I have attached a statement below and would very much appreciate your insight - about the flow, tone, whether its succinct and anything else. Be brutal, the admissions officers will be :-)
One incense cone, two sticks, and a candle. I was eleven and a young man with down's syndrome was showing me how to package these items into fiddly gift sets as part of a learning disability work scheme. Experiences like these with local charities and with international mental health and addiction organisations in my teens and twenty's were critical in shaping my sense of citizenship. I essentially developed a fundamental albeit pragmatic desire to be socially responsible and to provide support for those who needed it most; which in time developed into a desire to pursue a career in medicine.
After six years working and volunteering overseas I returned to the UK in 2005 and became a radio dispatcher for the South Central ambulance service. Introduced to the essentially civilising British convention of the NHS and healthcare provision, I immediately felt an immense sense of professional fulfilment, purpose and perspective. It was here in my new vocational home that an avid interest in science quickly grew.
Within a year I began to crave career progression and a return to face-to-face, hands-on people- centric problem solving. I subsequently considered which front line health care profession might be the right choice for me and it was then that medicine emerged as a clear and natural winner.
I began an Access to Science course and the following year embarked upon a Bsc in Human and Medical Science. Two years into my degree and I have progressed steadily, now being predicted a 1st class honours. I have found that my maturity, level headedness, superior organisation and dedication have been critical in my developing academic success, and are attributes which I hope to bring to medicine.
My medical aspirations were reaffirmed during my time shadowing doctors in my local A&E department. I learnt that hospitals aren't glamorous, are often heart wrenching, and that being a doctor requires an immense amount of innate applied and social skill, both of which I genuinely feel I possess.
Every Thursday I spend my afternoon at the Headway day centre in Milton Keynes for adults with acquired head injury. The extremely enjoyable participation in cognitive therapies such as debates, art and physiotherapy workshops has given me insight both into the physical and emotional barriers faced by head injury patients, and also into the importance of community rehabilitation services.

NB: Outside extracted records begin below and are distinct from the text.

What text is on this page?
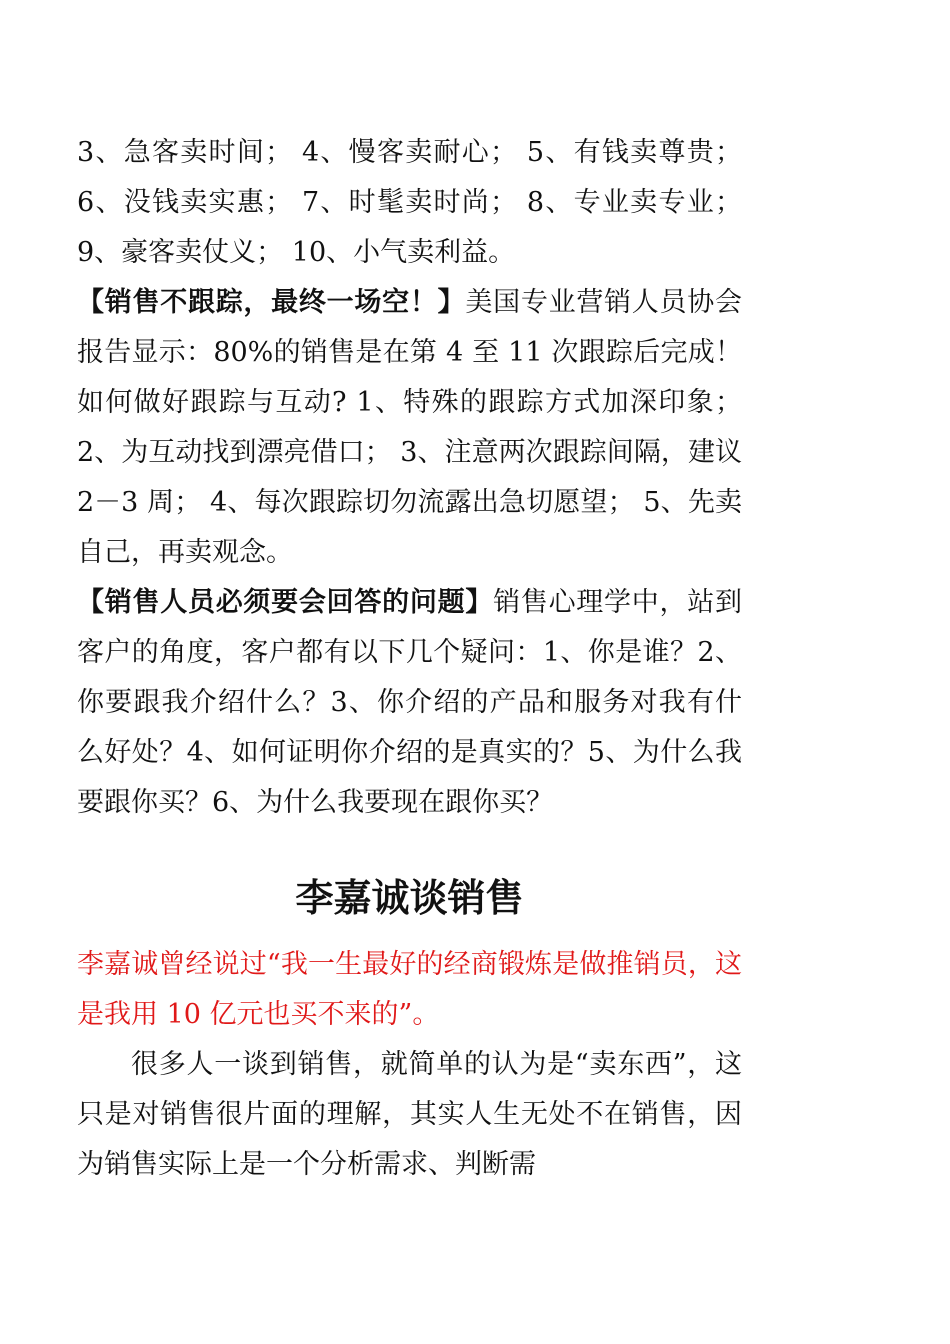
3、急客卖时间； 4、慢客卖耐心； 5、有钱卖尊贵； 6、没钱卖实惠； 7、时髦卖时尚； 8、专业卖专业； 9、豪客卖仗义； 10、小气卖利益。

【销售不跟踪，最终一场空！】美国专业营销人员协会报告显示：80%的销售是在第 4 至 11 次跟踪后完成！ 如何做好跟踪与互动? 1、特殊的跟踪方式加深印象； 2、为互动找到漂亮借口； 3、注意两次跟踪间隔，建议 2－3 周； 4、每次跟踪切勿流露出急切愿望； 5、先卖自己，再卖观念。

【销售人员必须要会回答的问题】销售心理学中，站到客户的角度，客户都有以下几个疑问：1、你是谁？2、你要跟我介绍什么？3、你介绍的产品和服务对我有什么好处？4、如何证明你介绍的是真实的？5、为什么我要跟你买？6、为什么我要现在跟你买？

李嘉诚谈销售

李嘉诚曾经说过“我一生最好的经商锻炼是做推销员，这是我用 10 亿元也买不来的”。

很多人一谈到销售，就简单的认为是“卖东西”，这只是对销售很片面的理解，其实人生无处不在销售，因为销售实际上是一个分析需求、判断需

My summer breaks in contrast to my term time commitments are an opportunity to maintain my overseas voluntary interests. Last year I travelled to Jammu Kashmir, where I worked with a local charity to produce a health and hygiene booklet for women in remote mountainous regions. During this amazing experience I learnt not only how to research and compile such a document, but also about the selfless and tenacious dedication exhibited by healthcare professionals in the region; attributes which I hope to also display in practice.
This summer I'm staying closer to home, and have been afforded the opportunity of working in one of The University of Westminster laboratories. This process has given me a new understanding and respect for the critically analytical, meticulous and creative thinking required for effective research. Much like medical doctors the scientists I have encountered are driven primarily by an ambition of social betterment and for this reason along with enjoying my practical time in the lab I have not ruled out a career in medical research.
My combined, detailed experiences have made me the confident applicant presenting this statement to you today. I have consistently worked toward and reflected upon the opportunity and challenges a career in medicine presents, and I am determined it is my calling. I pledge that as a doctor I will always show integrity, humanity and stamina! And that I will do my upmost to be a valuable member of a profession to which I truly aspire.